Open-source software has been a growing phenomenon for more than two decades, but in recent years it has risen in importance in a whole new way: as a key to rapid innovation for startups and corporate giants alike.
One example of open-source software being used to increase the velocity of technical innovation can be seen with Airbnb . In early June, Airbnb did something that might sound crazy. It decided to give away a sophisticated software tool it developed called Aerosolve.
Aerosolve uses machine learning to understand what consumers will pay for a certain kind of room in a certain place — and helps people figure out how to price their Airbnb rentals.
This easily could have been seen as valuable Intellectual Property to secure within their business, and yet Airbnb posted Aerosolve on its website so any developer can download it, alter it and build it into other smart-recommendation apps. Why? Because this is the way modern technology companies move fast and attract great developer talent.
By opening its software, others will work on it, make it better and give it features Airbnb might never have considered. Airbnb can then adopt those improvements, extend further and get an innovation multiplier effect on the original engineering investment. The company is harnessing the crowd to move faster than it could ever do on its own.
Open-source software gives companies access to the best developer tools and code instantly, allowing for rapid innovation.
A generation ago, open source was a new idea that seemed to have little applicability to big business. It was a playground for researchers (most of them academics), and their goal was to build a better system, not to make money.
Real business was done on closed systems built by companies like Microsoft, Oracle and IBM, all developed internally at what now seems like a snail’s pace, with long multi-year R&D cycles.
Companies no longer have the luxury of time in our hyper-connected, cloud-based, fast-changing world. Competitors can quickly appear, and have been doing so in droves.
In this market, open-source software gives companies access to the best developer tools and code instantly, allowing for rapid innovation by letting them immediately benefit from the work of hundreds or thousands of developers, contributing just those pieces that are unique to their business or use case.
As a result, the most recent Future of Open Source survey showed that 64 percent of corporations are now using open systems, and 88 percent say their engagement with open systems will grow — up from just 56 percent saying the same in 2014.
The survey also found that 87 percent of companies expect to increase their contributions to open-source communities in the next two to three years. Even public market giants like Pfizer are getting involved, creating and giving back open-source software.
The streaming media behemoth Netflix also has been a leader in showing the effectiveness of open source for innovation in today’s environment. When Netflix started streaming movies to millions of members, relying on Amazon Web Services as its cloud platform, no one was doing anything like it.
Netflix couldn’t find any commercial tools to manage its system, so it had to create them. It could’ve painstakingly built proprietary tools, but instead it turned to the open-source community for help — and in turn made the tools they created available to the public.
The result for Netflix has been a series of innovative tools that it calls its Simian Army. Chaos Monkey, for instance, randomly shuts off various virtual machines in a Netflix services on AWS to make sure that any given service will continue to work if another virtual machine gets knocked out. Another, Janitor Monkey, roams the system looking for unused resources and switches them off, thereby cleaning up the system.
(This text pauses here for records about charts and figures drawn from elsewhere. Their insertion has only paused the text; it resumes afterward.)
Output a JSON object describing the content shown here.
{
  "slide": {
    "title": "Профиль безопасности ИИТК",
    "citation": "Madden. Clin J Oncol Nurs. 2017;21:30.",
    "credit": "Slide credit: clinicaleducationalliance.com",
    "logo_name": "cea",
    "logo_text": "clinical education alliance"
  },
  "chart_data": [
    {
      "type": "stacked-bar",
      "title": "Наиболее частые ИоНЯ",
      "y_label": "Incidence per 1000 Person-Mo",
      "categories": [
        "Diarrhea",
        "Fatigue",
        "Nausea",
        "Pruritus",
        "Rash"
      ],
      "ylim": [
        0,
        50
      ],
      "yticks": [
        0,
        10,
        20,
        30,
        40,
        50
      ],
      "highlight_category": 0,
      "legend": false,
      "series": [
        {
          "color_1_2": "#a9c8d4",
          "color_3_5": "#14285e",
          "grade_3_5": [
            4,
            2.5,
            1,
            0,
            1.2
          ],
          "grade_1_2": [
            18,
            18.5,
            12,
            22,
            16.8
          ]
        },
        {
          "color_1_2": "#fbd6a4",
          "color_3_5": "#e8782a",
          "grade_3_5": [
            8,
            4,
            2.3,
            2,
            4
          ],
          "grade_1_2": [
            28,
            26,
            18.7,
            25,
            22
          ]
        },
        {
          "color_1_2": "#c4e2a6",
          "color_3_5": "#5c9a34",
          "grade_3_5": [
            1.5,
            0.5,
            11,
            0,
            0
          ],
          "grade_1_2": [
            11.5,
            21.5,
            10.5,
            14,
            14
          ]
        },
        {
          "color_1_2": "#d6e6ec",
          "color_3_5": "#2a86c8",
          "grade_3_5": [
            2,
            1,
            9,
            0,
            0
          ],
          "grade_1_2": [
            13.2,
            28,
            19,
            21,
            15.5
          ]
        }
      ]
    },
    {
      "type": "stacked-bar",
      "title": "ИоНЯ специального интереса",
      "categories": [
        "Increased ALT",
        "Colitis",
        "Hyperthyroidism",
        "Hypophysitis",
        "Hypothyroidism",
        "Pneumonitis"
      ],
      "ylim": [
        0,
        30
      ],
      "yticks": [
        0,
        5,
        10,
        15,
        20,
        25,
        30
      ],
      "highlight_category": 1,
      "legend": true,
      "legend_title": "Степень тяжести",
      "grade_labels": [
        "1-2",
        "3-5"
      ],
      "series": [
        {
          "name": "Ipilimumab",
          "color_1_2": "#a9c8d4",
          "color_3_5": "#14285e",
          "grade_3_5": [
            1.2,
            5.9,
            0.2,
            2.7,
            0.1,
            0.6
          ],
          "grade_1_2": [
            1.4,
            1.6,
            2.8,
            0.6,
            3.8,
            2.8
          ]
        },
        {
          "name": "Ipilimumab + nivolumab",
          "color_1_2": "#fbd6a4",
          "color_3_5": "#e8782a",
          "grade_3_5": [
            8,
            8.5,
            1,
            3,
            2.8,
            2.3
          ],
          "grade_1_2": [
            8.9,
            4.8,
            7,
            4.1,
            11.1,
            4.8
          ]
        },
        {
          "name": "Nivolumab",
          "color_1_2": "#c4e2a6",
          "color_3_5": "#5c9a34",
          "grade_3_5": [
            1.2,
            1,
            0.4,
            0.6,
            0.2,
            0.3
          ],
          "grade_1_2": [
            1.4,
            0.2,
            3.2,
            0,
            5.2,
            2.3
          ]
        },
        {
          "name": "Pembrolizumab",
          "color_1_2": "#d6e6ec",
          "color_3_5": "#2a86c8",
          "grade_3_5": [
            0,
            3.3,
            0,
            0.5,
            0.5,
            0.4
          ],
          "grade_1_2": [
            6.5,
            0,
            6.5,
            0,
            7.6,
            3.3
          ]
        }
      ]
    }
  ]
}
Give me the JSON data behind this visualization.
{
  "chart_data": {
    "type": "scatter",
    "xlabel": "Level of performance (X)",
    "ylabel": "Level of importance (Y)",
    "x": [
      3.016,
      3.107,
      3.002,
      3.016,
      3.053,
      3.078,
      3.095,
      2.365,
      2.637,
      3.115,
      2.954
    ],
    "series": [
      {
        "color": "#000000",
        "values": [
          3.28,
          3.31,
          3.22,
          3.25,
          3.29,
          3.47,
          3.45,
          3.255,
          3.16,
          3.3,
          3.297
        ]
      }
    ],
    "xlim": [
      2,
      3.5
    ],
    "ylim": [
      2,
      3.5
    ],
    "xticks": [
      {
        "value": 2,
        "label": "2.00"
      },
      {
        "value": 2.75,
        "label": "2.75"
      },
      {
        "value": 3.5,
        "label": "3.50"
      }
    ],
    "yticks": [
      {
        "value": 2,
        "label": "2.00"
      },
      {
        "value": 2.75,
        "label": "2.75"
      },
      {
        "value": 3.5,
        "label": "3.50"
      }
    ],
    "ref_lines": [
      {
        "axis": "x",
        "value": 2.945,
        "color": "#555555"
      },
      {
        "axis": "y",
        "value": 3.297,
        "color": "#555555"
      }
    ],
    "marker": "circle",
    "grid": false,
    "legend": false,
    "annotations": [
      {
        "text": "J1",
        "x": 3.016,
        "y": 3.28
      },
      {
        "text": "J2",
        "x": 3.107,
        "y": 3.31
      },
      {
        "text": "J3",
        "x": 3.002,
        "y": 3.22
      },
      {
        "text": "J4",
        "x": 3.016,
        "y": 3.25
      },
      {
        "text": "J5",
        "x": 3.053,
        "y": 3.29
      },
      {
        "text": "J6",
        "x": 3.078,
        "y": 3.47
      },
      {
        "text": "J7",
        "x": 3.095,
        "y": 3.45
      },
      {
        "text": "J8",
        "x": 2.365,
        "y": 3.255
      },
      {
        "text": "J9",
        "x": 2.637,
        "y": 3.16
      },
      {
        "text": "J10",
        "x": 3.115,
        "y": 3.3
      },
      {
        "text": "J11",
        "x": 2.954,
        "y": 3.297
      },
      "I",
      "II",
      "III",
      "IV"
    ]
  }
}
Going open source helped Netflix get help from thousands of developers who don’t work for Netflix but feel they would benefit from those same tools once developed. Without that help, Netflix would have had a very difficult time building the breakthrough streaming media features that have differentiated them as quickly as they needed while also attracting some of the best talent in the valley.
As open source continues to expand, it’s difficult to predict just what the future holds.
These days, with the economy strong and speed to market the highest priority, any discussion about going open source due to cost is long gone. Companies trying to take advantage of the changes happening across our society, such as the rise of cloud computing, mobile and social media, are paying whatever it takes to be competitive, and leaders are overwhelmingly choosing open source.
Even some of the more traditional Fortune 500 companies, like Chevron, Wal-Mart, Berkshire Hathaway, Ford and GE are now embracing open source to run their applications and meet their infrastructure needs.
As open source continues to expand, it’s difficult to predict just what the future holds. But there is one thing that is likely to be true; in a digital world where “Disrupt or Die” is the driving mantra, we can bet that the new development stack will be an open source one.